Please don't say there exist a potential difference. . . Because I think potential difference is not enough... The neutral and ground wires are connected near the meter box and the ground rod is buried there. There is nearly 10-20 meters of non-conducting ground (bricks, stones and mud) between me and that point. So even if I close the circuit, there is a high resistance for current flow.

Now given the fact that we will get a shock if we do that, it seems that the ground beneath me is actually at the same potential as the ground to which the neutral was connected. So that means earth has the same potential everywhere (since it doesn't matter where I stand). But then...

If I take a normal battery and Bury its negative terminal in actual ground and connect a bulb between $$+$$ and actual ground, It should glow... because of the same reason why I get shock. But it does not happen.

I think I've done a poor job phrasing the question but I hope everyone understands.

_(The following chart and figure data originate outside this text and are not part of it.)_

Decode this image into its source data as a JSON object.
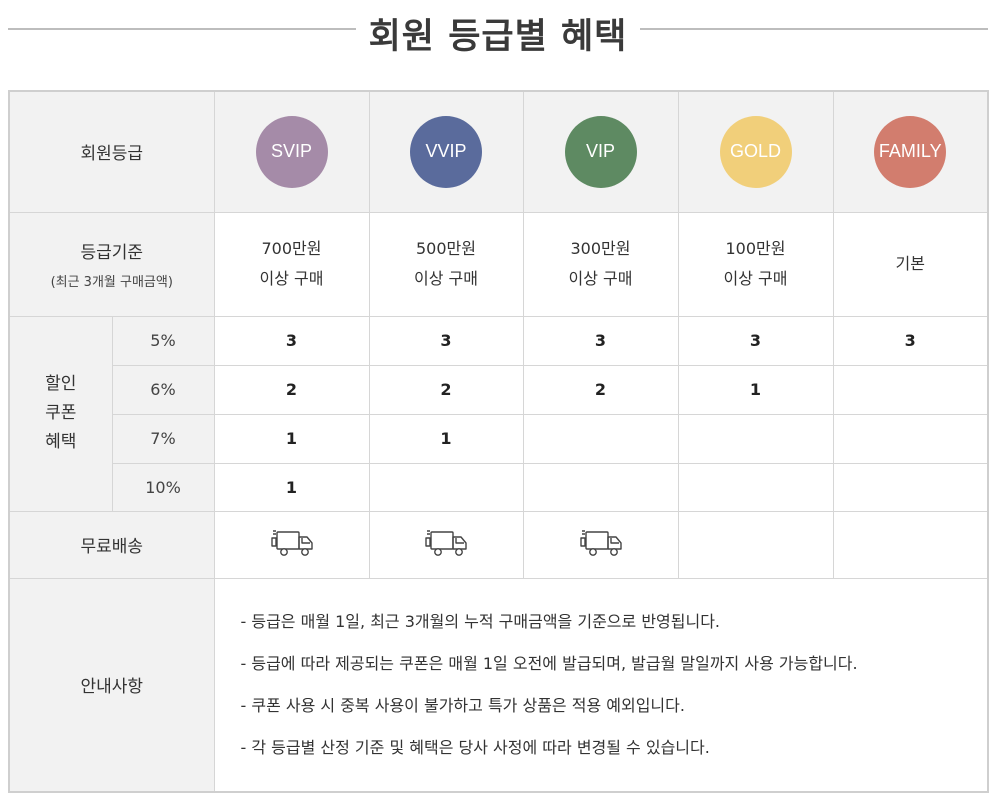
{
  "title": "회원 등급별 혜택",
  "header": {
    "label": "회원등급",
    "grades": [
      {
        "name": "SVIP",
        "color": "#a58ba8"
      },
      {
        "name": "VVIP",
        "color": "#5a6b9c"
      },
      {
        "name": "VIP",
        "color": "#5e8a62"
      },
      {
        "name": "GOLD",
        "color": "#f1cf7a"
      },
      {
        "name": "FAMILY",
        "color": "#d27d6e"
      }
    ]
  },
  "criteria": {
    "label": "등급기준",
    "sublabel": "(최근 3개월 구매금액)",
    "values": [
      {
        "line1": "700만원",
        "line2": "이상 구매"
      },
      {
        "line1": "500만원",
        "line2": "이상 구매"
      },
      {
        "line1": "300만원",
        "line2": "이상 구매"
      },
      {
        "line1": "100만원",
        "line2": "이상 구매"
      },
      {
        "line1": "기본",
        "line2": ""
      }
    ]
  },
  "coupon": {
    "label_lines": [
      "할인",
      "쿠폰",
      "혜택"
    ],
    "rows": [
      {
        "rate": "5%",
        "counts": [
          "3",
          "3",
          "3",
          "3",
          "3"
        ]
      },
      {
        "rate": "6%",
        "counts": [
          "2",
          "2",
          "2",
          "1",
          ""
        ]
      },
      {
        "rate": "7%",
        "counts": [
          "1",
          "1",
          "",
          "",
          ""
        ]
      },
      {
        "rate": "10%",
        "counts": [
          "1",
          "",
          "",
          "",
          ""
        ]
      }
    ]
  },
  "shipping": {
    "label": "무료배송",
    "icon": "delivery-truck-icon",
    "available": [
      true,
      true,
      true,
      false,
      false
    ]
  },
  "notice": {
    "label": "안내사항",
    "items": [
      "- 등급은 매월 1일, 최근 3개월의 누적 구매금액을 기준으로 반영됩니다.",
      "- 등급에 따라 제공되는 쿠폰은 매월 1일 오전에 발급되며, 발급월 말일까지 사용 가능합니다.",
      "- 쿠폰 사용 시 중복 사용이 불가하고 특가 상품은 적용 예외입니다.",
      "- 각 등급별 산정 기준 및 혜택은 당사 사정에 따라 변경될 수 있습니다."
    ]
  }
}
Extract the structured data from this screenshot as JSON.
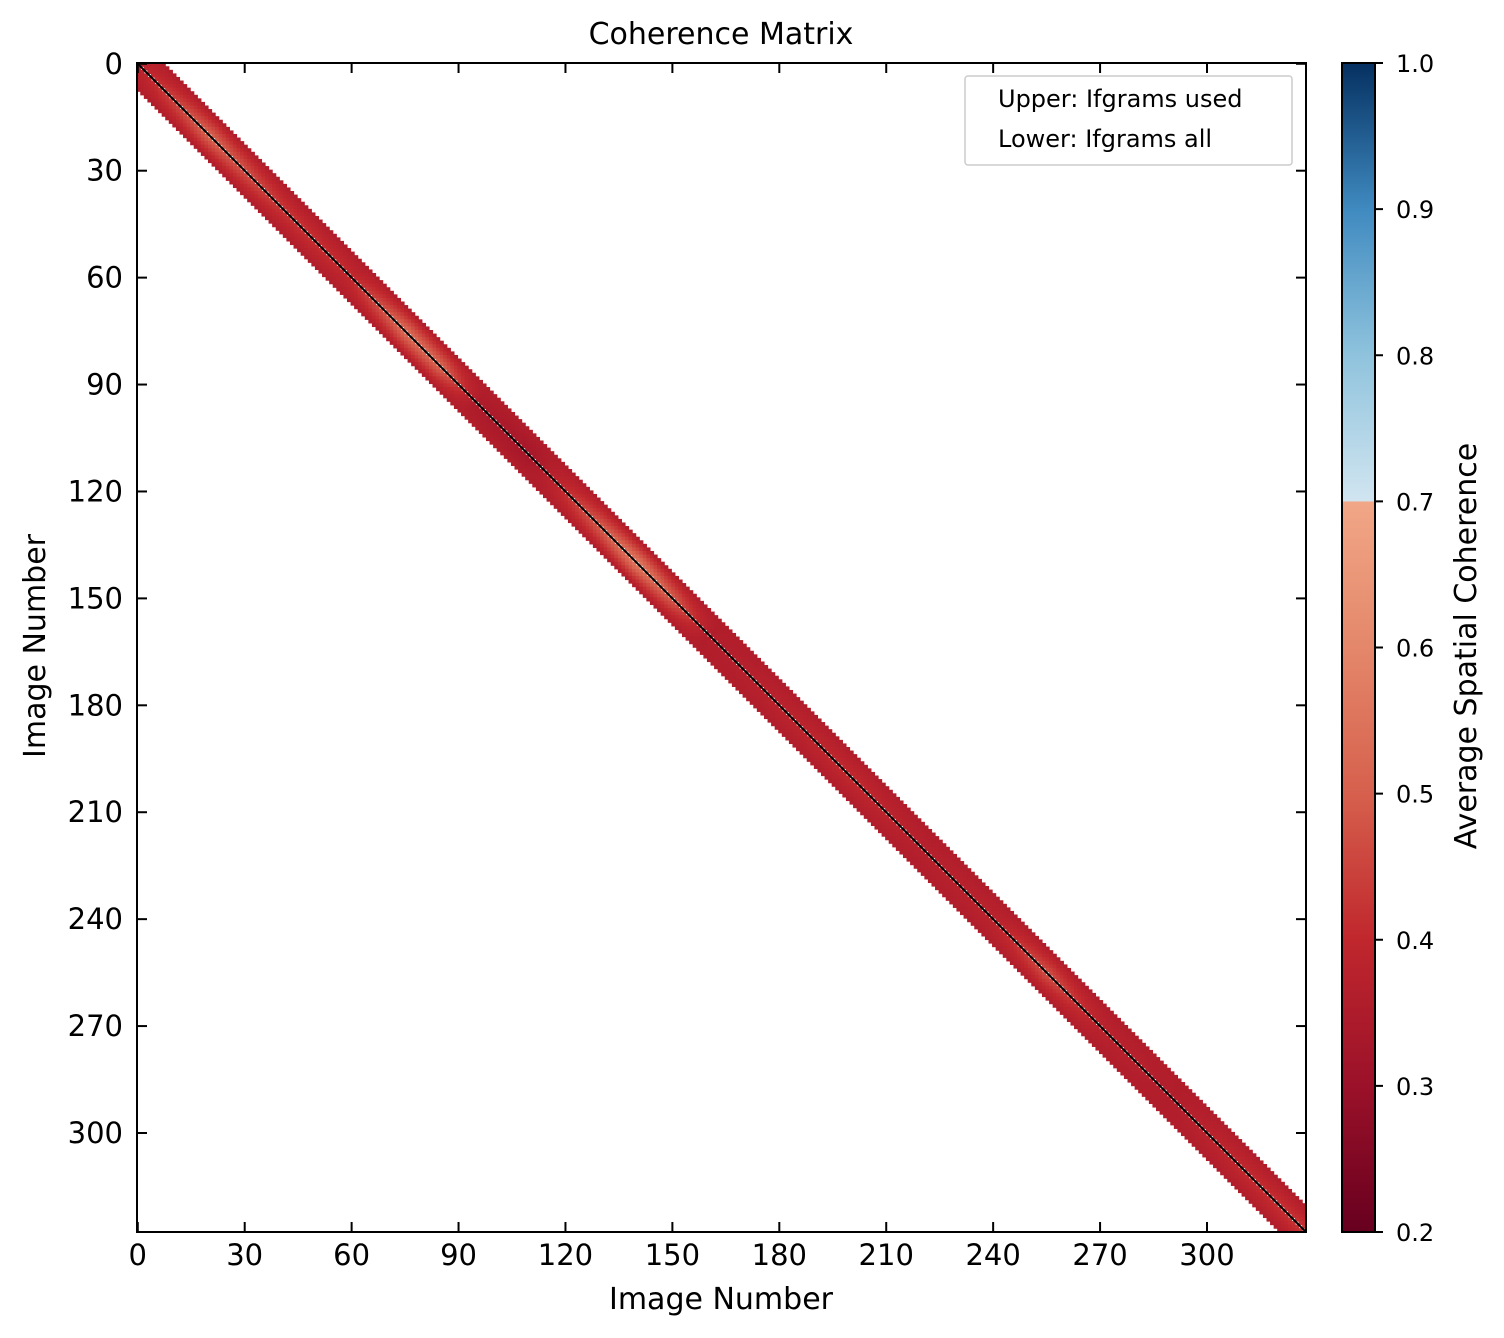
{
  "chart_data": {
    "type": "heatmap",
    "title": "Coherence Matrix",
    "xlabel": "Image Number",
    "ylabel": "Image Number",
    "n_images": 328,
    "xlim": [
      0,
      328
    ],
    "ylim": [
      328,
      0
    ],
    "xticks": [
      0,
      30,
      60,
      90,
      120,
      150,
      180,
      210,
      240,
      270,
      300
    ],
    "yticks": [
      0,
      30,
      60,
      90,
      120,
      150,
      180,
      210,
      240,
      270,
      300
    ],
    "connection_span": 7,
    "diagonal_color": "#000000",
    "background": "#ffffff",
    "coherence_profile": {
      "index": [
        0,
        20,
        40,
        60,
        75,
        85,
        95,
        110,
        125,
        140,
        150,
        160,
        180,
        200,
        220,
        240,
        255,
        270,
        290,
        310,
        327
      ],
      "adjacent_coherence": [
        0.38,
        0.5,
        0.42,
        0.4,
        0.52,
        0.5,
        0.35,
        0.33,
        0.45,
        0.55,
        0.48,
        0.36,
        0.38,
        0.4,
        0.37,
        0.38,
        0.46,
        0.38,
        0.36,
        0.4,
        0.42
      ],
      "edge_coherence": 0.36
    },
    "colorbar": {
      "label": "Average Spatial Coherence",
      "vmin": 0.2,
      "vmax": 1.0,
      "ticks": [
        1.0,
        0.9,
        0.8,
        0.7,
        0.6,
        0.5,
        0.4,
        0.3,
        0.2
      ],
      "tick_labels": [
        "1.0",
        "0.9",
        "0.8",
        "0.7",
        "0.6",
        "0.5",
        "0.4",
        "0.3",
        "0.2"
      ],
      "lower_colormap": "RdBu",
      "upper_colormap": "RdBu",
      "split_value": 0.7,
      "stops": [
        {
          "v": 0.2,
          "c": "#67001f"
        },
        {
          "v": 0.3,
          "c": "#9b1129"
        },
        {
          "v": 0.4,
          "c": "#c0272d"
        },
        {
          "v": 0.5,
          "c": "#d6604d"
        },
        {
          "v": 0.6,
          "c": "#e4876a"
        },
        {
          "v": 0.7,
          "c": "#f1a787"
        },
        {
          "v": 0.7001,
          "c": "#d1e5f0"
        },
        {
          "v": 0.8,
          "c": "#8fc3dd"
        },
        {
          "v": 0.9,
          "c": "#3f8ac0"
        },
        {
          "v": 1.0,
          "c": "#053061"
        }
      ]
    },
    "legend": {
      "placement": "top-right",
      "entries": [
        "Upper: Ifgrams used",
        "Lower: Ifgrams all"
      ]
    }
  }
}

Also a related question : If i plug in one terminal of a bulb into live and connect the other to my floor, will the bulb glow? PS : I tried it doesn't glow. So why is it that if I am between live and ground I get shock whereas a bulb does not?

## 1 Answer

Disclaimer: electricity is extremely dangerous. Please don't play around with your home's main electricity. You could badly injure or even kill yourself. This is especially the case if you live in a country that uses $$220~\rm V$$ or higher.

There are a lot of things that can factor into you receiving an electric shock or not. But the general idea is that you are roughly at the same potential as ground normally. When you come into contact with a live wire, there is a potential difference and some current flows, at least momentarily. The human body can perceive fairly small currents of $$\sim 500~\rm\mu A$$, so the current doesn't need to be large for you to feel a shock.

That doesn't mean the current will be anywhere near large enough to light up a bulb. The current required to light an incandescent bulb is much, much larger, and would likely kill a human.